梗 概
#クリスマスに鈴の音を
初夏、大人たちが意図的にトナカイを絶滅させた。そのニュースを見たサンタの三田は白染めのひげをそっと撫でた。空飛ぶトナカイのいないサンタはただのおじさんだ。ほどなく国際サンタクロース協会会長から協会解散とサンタ廃業が通達された。
全世界でサンタの葬儀が行われた。三田も参列し、子供たちの隣で涙ながら手を合わせる。年一日しか働いてこなかった中年は無職の社会不適合者になり、一時的に弟家族の家に居候させてもらうことになった。
全世界がサンタロスのなか、子供たちは運動を起こす。三田の甥っ子でBTTFが好きな小五の聖斗は「#リメンバー・サンタ」をSNSで拡散した。三田はサンタの経験を生かして配達員に転職したが、すぐにクビになった。社会不適合者に週5勤務は耐えられなかったのだ。聖斗の父は運送会社の株を買い増ししていた。
更に聖斗はZoomで世界ポストサンタ会議を開催。サンタに哀悼の意を示し、プレゼントを享受するための機会づくりを考えた。しかし子供たちが好き勝手に喋っても何も結論は出ない。一方、三田は競馬を始めた。トナカイと馬の体の構造が似ていたおかげで割と勝てたのだ。万馬券を手にした三田からサンタへの未練が消えた。聖斗の父はホバーボード実用化のニュースで子供みたいにはしゃいでいた。聖斗はそんな伯父さんや父の姿に絶望する。

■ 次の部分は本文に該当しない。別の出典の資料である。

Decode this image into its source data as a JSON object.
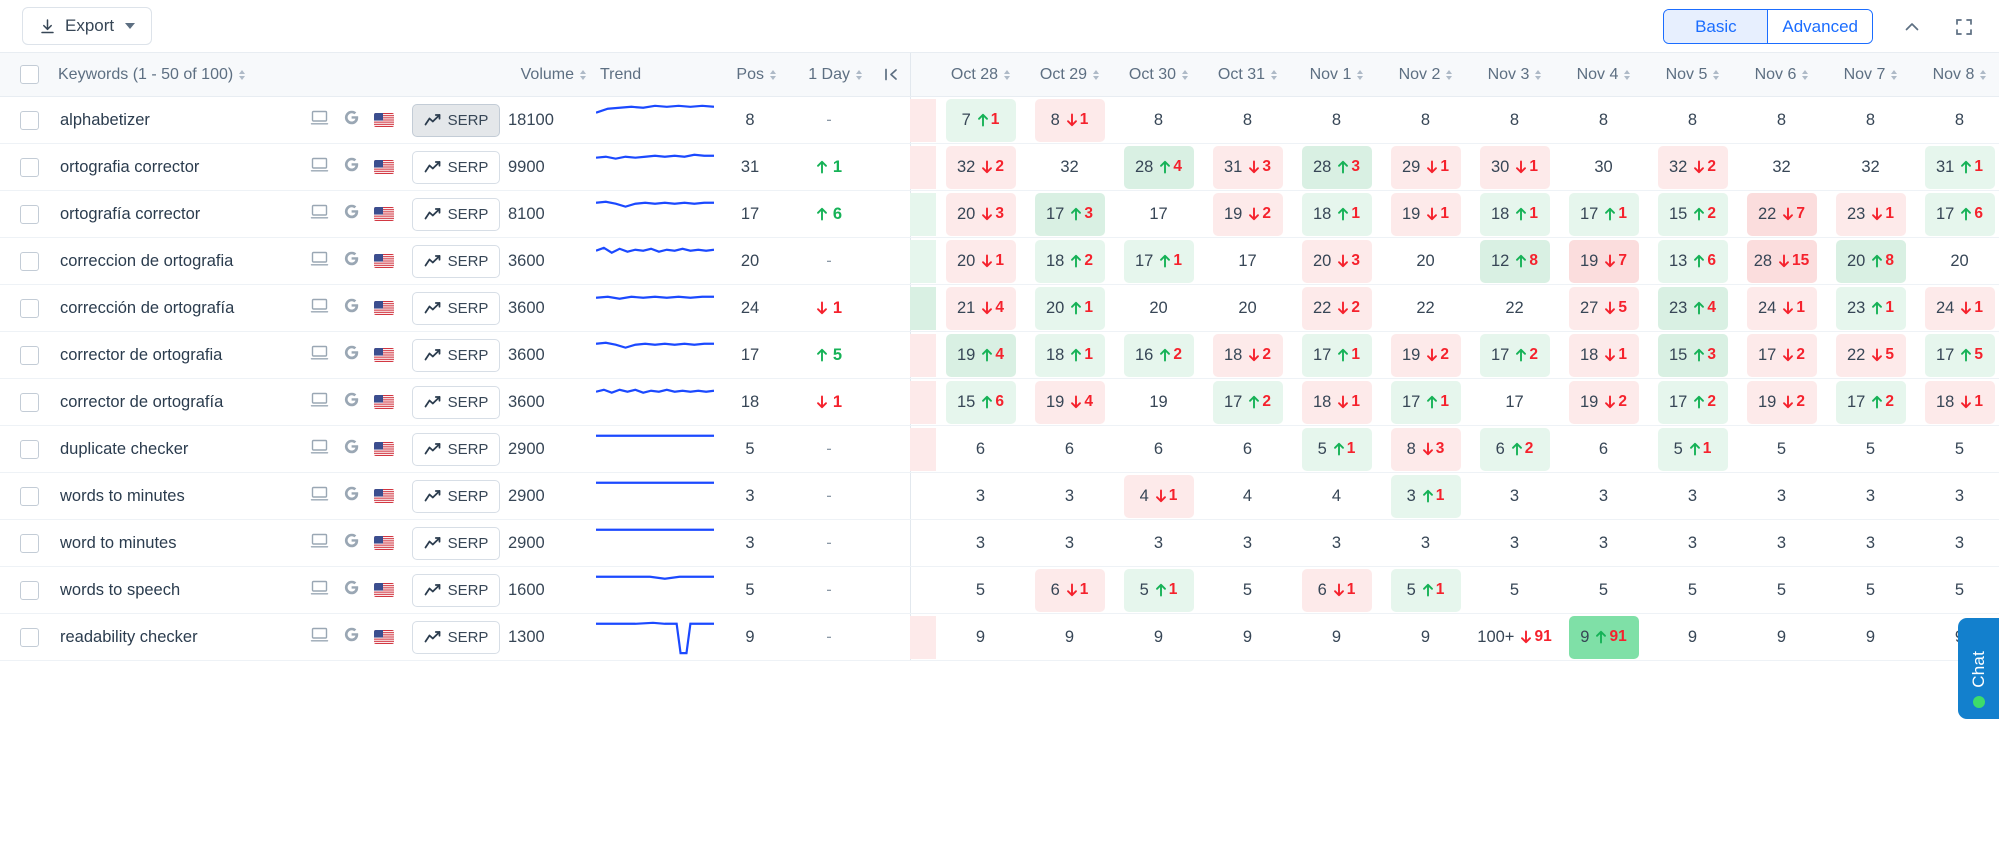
{
  "toolbar": {
    "export_label": "Export",
    "download_icon": "download-icon",
    "caret_icon": "chevron-down-icon",
    "basic_label": "Basic",
    "advanced_label": "Advanced",
    "collapse_icon": "chevron-up-icon",
    "fullscreen_icon": "fullscreen-icon",
    "accent": "#1b6dff"
  },
  "table": {
    "headers": {
      "keywords": "Keywords (1 - 50 of 100)",
      "volume": "Volume",
      "trend": "Trend",
      "pos": "Pos",
      "one_day": "1 Day",
      "collapse_icon": "collapse-left-icon"
    },
    "dates": [
      "Oct 28",
      "Oct 29",
      "Oct 30",
      "Oct 31",
      "Nov 1",
      "Nov 2",
      "Nov 3",
      "Nov 4",
      "Nov 5",
      "Nov 6",
      "Nov 7",
      "Nov 8"
    ],
    "serp_label": "SERP",
    "device_icon": "desktop-icon",
    "engine_icon": "google-icon",
    "country_icon": "us-flag-icon",
    "rows": [
      {
        "keyword": "alphabetizer",
        "volume": "18100",
        "pos": "8",
        "one_day": "-",
        "one_day_dir": "none",
        "serp_selected": true,
        "spark": "0,16 12,12 24,11 36,10 48,11 60,9 72,10 84,9 96,10 108,9 120,10",
        "clip": "dn",
        "cells": [
          {
            "v": "7",
            "d": "1",
            "dir": "up"
          },
          {
            "v": "8",
            "d": "1",
            "dir": "dn"
          },
          {
            "v": "8",
            "d": "",
            "dir": "none"
          },
          {
            "v": "8",
            "d": "",
            "dir": "none"
          },
          {
            "v": "8",
            "d": "",
            "dir": "none"
          },
          {
            "v": "8",
            "d": "",
            "dir": "none"
          },
          {
            "v": "8",
            "d": "",
            "dir": "none"
          },
          {
            "v": "8",
            "d": "",
            "dir": "none"
          },
          {
            "v": "8",
            "d": "",
            "dir": "none"
          },
          {
            "v": "8",
            "d": "",
            "dir": "none"
          },
          {
            "v": "8",
            "d": "",
            "dir": "none"
          },
          {
            "v": "8",
            "d": "",
            "dir": "none"
          }
        ]
      },
      {
        "keyword": "ortografia corrector",
        "volume": "9900",
        "pos": "31",
        "one_day": "1",
        "one_day_dir": "up",
        "serp_selected": false,
        "spark": "0,14 10,13 20,15 30,13 40,14 50,13 60,12 70,13 80,12 90,13 100,11 110,12 120,12",
        "clip": "dn",
        "cells": [
          {
            "v": "32",
            "d": "2",
            "dir": "dn"
          },
          {
            "v": "32",
            "d": "",
            "dir": "none"
          },
          {
            "v": "28",
            "d": "4",
            "dir": "up2"
          },
          {
            "v": "31",
            "d": "3",
            "dir": "dn"
          },
          {
            "v": "28",
            "d": "3",
            "dir": "up2"
          },
          {
            "v": "29",
            "d": "1",
            "dir": "dn"
          },
          {
            "v": "30",
            "d": "1",
            "dir": "dn"
          },
          {
            "v": "30",
            "d": "",
            "dir": "none"
          },
          {
            "v": "32",
            "d": "2",
            "dir": "dn"
          },
          {
            "v": "32",
            "d": "",
            "dir": "none"
          },
          {
            "v": "32",
            "d": "",
            "dir": "none"
          },
          {
            "v": "31",
            "d": "1",
            "dir": "up"
          }
        ]
      },
      {
        "keyword": "ortografía corrector",
        "volume": "8100",
        "pos": "17",
        "one_day": "6",
        "one_day_dir": "up",
        "serp_selected": false,
        "spark": "0,12 10,11 20,13 30,16 40,13 50,12 60,13 70,12 80,13 90,12 100,13 110,12 120,12",
        "clip": "up",
        "cells": [
          {
            "v": "20",
            "d": "3",
            "dir": "dn"
          },
          {
            "v": "17",
            "d": "3",
            "dir": "up2"
          },
          {
            "v": "17",
            "d": "",
            "dir": "none"
          },
          {
            "v": "19",
            "d": "2",
            "dir": "dn"
          },
          {
            "v": "18",
            "d": "1",
            "dir": "up"
          },
          {
            "v": "19",
            "d": "1",
            "dir": "dn"
          },
          {
            "v": "18",
            "d": "1",
            "dir": "up"
          },
          {
            "v": "17",
            "d": "1",
            "dir": "up"
          },
          {
            "v": "15",
            "d": "2",
            "dir": "up"
          },
          {
            "v": "22",
            "d": "7",
            "dir": "dn2"
          },
          {
            "v": "23",
            "d": "1",
            "dir": "dn"
          },
          {
            "v": "17",
            "d": "6",
            "dir": "up"
          }
        ]
      },
      {
        "keyword": "correccion de ortografia",
        "volume": "3600",
        "pos": "20",
        "one_day": "-",
        "one_day_dir": "none",
        "serp_selected": false,
        "spark": "0,13 8,10 16,15 24,11 32,14 40,12 48,13 56,11 64,14 72,12 80,13 88,11 96,13 104,12 112,13 120,12",
        "clip": "up",
        "cells": [
          {
            "v": "20",
            "d": "1",
            "dir": "dn"
          },
          {
            "v": "18",
            "d": "2",
            "dir": "up"
          },
          {
            "v": "17",
            "d": "1",
            "dir": "up"
          },
          {
            "v": "17",
            "d": "",
            "dir": "none"
          },
          {
            "v": "20",
            "d": "3",
            "dir": "dn"
          },
          {
            "v": "20",
            "d": "",
            "dir": "none"
          },
          {
            "v": "12",
            "d": "8",
            "dir": "up2"
          },
          {
            "v": "19",
            "d": "7",
            "dir": "dn2"
          },
          {
            "v": "13",
            "d": "6",
            "dir": "up"
          },
          {
            "v": "28",
            "d": "15",
            "dir": "dn2"
          },
          {
            "v": "20",
            "d": "8",
            "dir": "up2"
          },
          {
            "v": "20",
            "d": "",
            "dir": "none"
          }
        ]
      },
      {
        "keyword": "corrección de ortografía",
        "volume": "3600",
        "pos": "24",
        "one_day": "1",
        "one_day_dir": "dn",
        "serp_selected": false,
        "spark": "0,13 12,12 24,14 36,12 48,13 60,12 72,13 84,12 96,13 108,12 120,12",
        "clip": "up2",
        "cells": [
          {
            "v": "21",
            "d": "4",
            "dir": "dn"
          },
          {
            "v": "20",
            "d": "1",
            "dir": "up"
          },
          {
            "v": "20",
            "d": "",
            "dir": "none"
          },
          {
            "v": "20",
            "d": "",
            "dir": "none"
          },
          {
            "v": "22",
            "d": "2",
            "dir": "dn"
          },
          {
            "v": "22",
            "d": "",
            "dir": "none"
          },
          {
            "v": "22",
            "d": "",
            "dir": "none"
          },
          {
            "v": "27",
            "d": "5",
            "dir": "dn"
          },
          {
            "v": "23",
            "d": "4",
            "dir": "up2"
          },
          {
            "v": "24",
            "d": "1",
            "dir": "dn"
          },
          {
            "v": "23",
            "d": "1",
            "dir": "up"
          },
          {
            "v": "24",
            "d": "1",
            "dir": "dn"
          }
        ]
      },
      {
        "keyword": "corrector de ortografia",
        "volume": "3600",
        "pos": "17",
        "one_day": "5",
        "one_day_dir": "up",
        "serp_selected": false,
        "spark": "0,12 10,11 20,13 30,16 40,13 50,12 60,13 70,12 80,13 90,12 100,13 110,12 120,12",
        "clip": "dn",
        "cells": [
          {
            "v": "19",
            "d": "4",
            "dir": "up2"
          },
          {
            "v": "18",
            "d": "1",
            "dir": "up"
          },
          {
            "v": "16",
            "d": "2",
            "dir": "up"
          },
          {
            "v": "18",
            "d": "2",
            "dir": "dn"
          },
          {
            "v": "17",
            "d": "1",
            "dir": "up"
          },
          {
            "v": "19",
            "d": "2",
            "dir": "dn"
          },
          {
            "v": "17",
            "d": "2",
            "dir": "up"
          },
          {
            "v": "18",
            "d": "1",
            "dir": "dn"
          },
          {
            "v": "15",
            "d": "3",
            "dir": "up2"
          },
          {
            "v": "17",
            "d": "2",
            "dir": "dn"
          },
          {
            "v": "22",
            "d": "5",
            "dir": "dn"
          },
          {
            "v": "17",
            "d": "5",
            "dir": "up"
          }
        ]
      },
      {
        "keyword": "corrector de ortografía",
        "volume": "3600",
        "pos": "18",
        "one_day": "1",
        "one_day_dir": "dn",
        "serp_selected": false,
        "spark": "0,13 8,11 16,14 24,11 32,13 40,11 48,14 56,12 64,13 72,11 80,13 88,12 96,13 104,12 112,13 120,12",
        "clip": "dn",
        "cells": [
          {
            "v": "15",
            "d": "6",
            "dir": "up"
          },
          {
            "v": "19",
            "d": "4",
            "dir": "dn"
          },
          {
            "v": "19",
            "d": "",
            "dir": "none"
          },
          {
            "v": "17",
            "d": "2",
            "dir": "up"
          },
          {
            "v": "18",
            "d": "1",
            "dir": "dn"
          },
          {
            "v": "17",
            "d": "1",
            "dir": "up"
          },
          {
            "v": "17",
            "d": "",
            "dir": "none"
          },
          {
            "v": "19",
            "d": "2",
            "dir": "dn"
          },
          {
            "v": "17",
            "d": "2",
            "dir": "up"
          },
          {
            "v": "19",
            "d": "2",
            "dir": "dn"
          },
          {
            "v": "17",
            "d": "2",
            "dir": "up"
          },
          {
            "v": "18",
            "d": "1",
            "dir": "dn"
          }
        ]
      },
      {
        "keyword": "duplicate checker",
        "volume": "2900",
        "pos": "5",
        "one_day": "-",
        "one_day_dir": "none",
        "serp_selected": false,
        "spark": "0,10 20,10 40,10 60,10 80,10 100,10 120,10",
        "clip": "dn",
        "cells": [
          {
            "v": "6",
            "d": "",
            "dir": "none"
          },
          {
            "v": "6",
            "d": "",
            "dir": "none"
          },
          {
            "v": "6",
            "d": "",
            "dir": "none"
          },
          {
            "v": "6",
            "d": "",
            "dir": "none"
          },
          {
            "v": "5",
            "d": "1",
            "dir": "up"
          },
          {
            "v": "8",
            "d": "3",
            "dir": "dn"
          },
          {
            "v": "6",
            "d": "2",
            "dir": "up"
          },
          {
            "v": "6",
            "d": "",
            "dir": "none"
          },
          {
            "v": "5",
            "d": "1",
            "dir": "up"
          },
          {
            "v": "5",
            "d": "",
            "dir": "none"
          },
          {
            "v": "5",
            "d": "",
            "dir": "none"
          },
          {
            "v": "5",
            "d": "",
            "dir": "none"
          }
        ]
      },
      {
        "keyword": "words to minutes",
        "volume": "2900",
        "pos": "3",
        "one_day": "-",
        "one_day_dir": "none",
        "serp_selected": false,
        "spark": "0,10 20,10 40,10 60,10 80,10 100,10 120,10",
        "clip": "none",
        "cells": [
          {
            "v": "3",
            "d": "",
            "dir": "none"
          },
          {
            "v": "3",
            "d": "",
            "dir": "none"
          },
          {
            "v": "4",
            "d": "1",
            "dir": "dn"
          },
          {
            "v": "4",
            "d": "",
            "dir": "none"
          },
          {
            "v": "4",
            "d": "",
            "dir": "none"
          },
          {
            "v": "3",
            "d": "1",
            "dir": "up"
          },
          {
            "v": "3",
            "d": "",
            "dir": "none"
          },
          {
            "v": "3",
            "d": "",
            "dir": "none"
          },
          {
            "v": "3",
            "d": "",
            "dir": "none"
          },
          {
            "v": "3",
            "d": "",
            "dir": "none"
          },
          {
            "v": "3",
            "d": "",
            "dir": "none"
          },
          {
            "v": "3",
            "d": "",
            "dir": "none"
          }
        ]
      },
      {
        "keyword": "word to minutes",
        "volume": "2900",
        "pos": "3",
        "one_day": "-",
        "one_day_dir": "none",
        "serp_selected": false,
        "spark": "0,10 20,10 40,10 60,10 80,10 100,10 120,10",
        "clip": "none",
        "cells": [
          {
            "v": "3",
            "d": "",
            "dir": "none"
          },
          {
            "v": "3",
            "d": "",
            "dir": "none"
          },
          {
            "v": "3",
            "d": "",
            "dir": "none"
          },
          {
            "v": "3",
            "d": "",
            "dir": "none"
          },
          {
            "v": "3",
            "d": "",
            "dir": "none"
          },
          {
            "v": "3",
            "d": "",
            "dir": "none"
          },
          {
            "v": "3",
            "d": "",
            "dir": "none"
          },
          {
            "v": "3",
            "d": "",
            "dir": "none"
          },
          {
            "v": "3",
            "d": "",
            "dir": "none"
          },
          {
            "v": "3",
            "d": "",
            "dir": "none"
          },
          {
            "v": "3",
            "d": "",
            "dir": "none"
          },
          {
            "v": "3",
            "d": "",
            "dir": "none"
          }
        ]
      },
      {
        "keyword": "words to speech",
        "volume": "1600",
        "pos": "5",
        "one_day": "-",
        "one_day_dir": "none",
        "serp_selected": false,
        "spark": "0,10 30,10 55,10 70,12 85,10 100,10 120,10",
        "clip": "none",
        "cells": [
          {
            "v": "5",
            "d": "",
            "dir": "none"
          },
          {
            "v": "6",
            "d": "1",
            "dir": "dn"
          },
          {
            "v": "5",
            "d": "1",
            "dir": "up"
          },
          {
            "v": "5",
            "d": "",
            "dir": "none"
          },
          {
            "v": "6",
            "d": "1",
            "dir": "dn"
          },
          {
            "v": "5",
            "d": "1",
            "dir": "up"
          },
          {
            "v": "5",
            "d": "",
            "dir": "none"
          },
          {
            "v": "5",
            "d": "",
            "dir": "none"
          },
          {
            "v": "5",
            "d": "",
            "dir": "none"
          },
          {
            "v": "5",
            "d": "",
            "dir": "none"
          },
          {
            "v": "5",
            "d": "",
            "dir": "none"
          },
          {
            "v": "5",
            "d": "",
            "dir": "none"
          }
        ]
      },
      {
        "keyword": "readability checker",
        "volume": "1300",
        "pos": "9",
        "one_day": "-",
        "one_day_dir": "none",
        "serp_selected": false,
        "spark": "0,10 40,10 58,9 70,10 82,10 86,40 92,40 96,10 110,10 120,10",
        "clip": "dn",
        "cells": [
          {
            "v": "9",
            "d": "",
            "dir": "none"
          },
          {
            "v": "9",
            "d": "",
            "dir": "none"
          },
          {
            "v": "9",
            "d": "",
            "dir": "none"
          },
          {
            "v": "9",
            "d": "",
            "dir": "none"
          },
          {
            "v": "9",
            "d": "",
            "dir": "none"
          },
          {
            "v": "9",
            "d": "",
            "dir": "none"
          },
          {
            "v": "100+",
            "d": "91",
            "dir": "dnplain"
          },
          {
            "v": "9",
            "d": "91",
            "dir": "up3"
          },
          {
            "v": "9",
            "d": "",
            "dir": "none"
          },
          {
            "v": "9",
            "d": "",
            "dir": "none"
          },
          {
            "v": "9",
            "d": "",
            "dir": "none"
          },
          {
            "v": "9",
            "d": "",
            "dir": "none"
          }
        ]
      }
    ]
  },
  "chat": {
    "label": "Chat",
    "status_color": "#3ddc6b",
    "bg": "#1380cd"
  }
}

世界からサンタが消えて初めての12月24日。聖斗は笑顔の両親とクリスマスパーティーをした。ケーキは少しだけしょっぱかった。三田は有馬記念の予想を固めた。
翌朝、聖斗が目を覚ますと枕元にホバーボードが置いてあった。聖斗はリビングに駆け込んだ。大人たちは嫌だったのだ。たった年1回のプレゼントだけでサンタが子供たちから慕われていることが。クリスマスを家族水いらずで笑顔になる日にしたかったのだ。こうして聖斗はサンタの事をすっかり忘れた。何故なら子供にとって大事なのはサンタではなく、プレゼントを貰うことだから。三田は有馬記念でも勝ち、聖斗用のポチ袋に1万円を入れた。
ここまでが世間でのサンタ事変の顛末だ。しかし、体制側は違う。サンタ事変の目的はサンタの葬送ではなく、空飛ぶトナカイとソリの研究と技術転用にあった。空飛ぶトナカイとソリに使われている反重力技術が汎用化されれば、各方面で革新が起きる。世界中で諸問題を抱える人類には反重力技術の究明が切に求められていた。これまでは国際サンタクロース協会が技術を独占していたため、研究が遅々として進まなかったが、長年の地道な交渉と莫大な補償金により研究の障壁を取り除くことが出来たのだ。絶滅させたと報道したトナカイは保護地区で生きており、人々からサンタへの執着が消えた頃に自然に返す予定だ。
20年後、聖斗は反重力技術で実現した軌道エレベーターに乗り、トナカイの宇宙遊泳を眺めながら息子へのクリスマスプレゼントを考えている。もう鈴の音は聞こえない。
文字数:1199
内容に関するアピール
サンタ消滅SFです。サンタは現実と虚構両方に存在しており、我々は時折その現実と虚構を重ね合わせて楽しんでいます。では実際に現実と虚構のサンタが完全に混じりあって実在した場合にどのような事が起きるのでしょうか。
葬り弔い喪に服す行為は、その対象の評価を固め、人々の記憶から消えていくことへの赦しを示すものだと考えています。サンタが大人にとって、子供にとって、サンタ自身にとってどのような存在(評価)であったのか、サンタが消えたあと彼らにどのような変化が起きるのかを書きます。
実作は冒頭のみ三田の視点とし、残りは聖斗の視点から各自のサンタ観を浮き彫りにしていきます。クリスマスの浮足立つようなテンションで書ければと思ってます。技術転用については序盤から少しずつ匂わせていきます。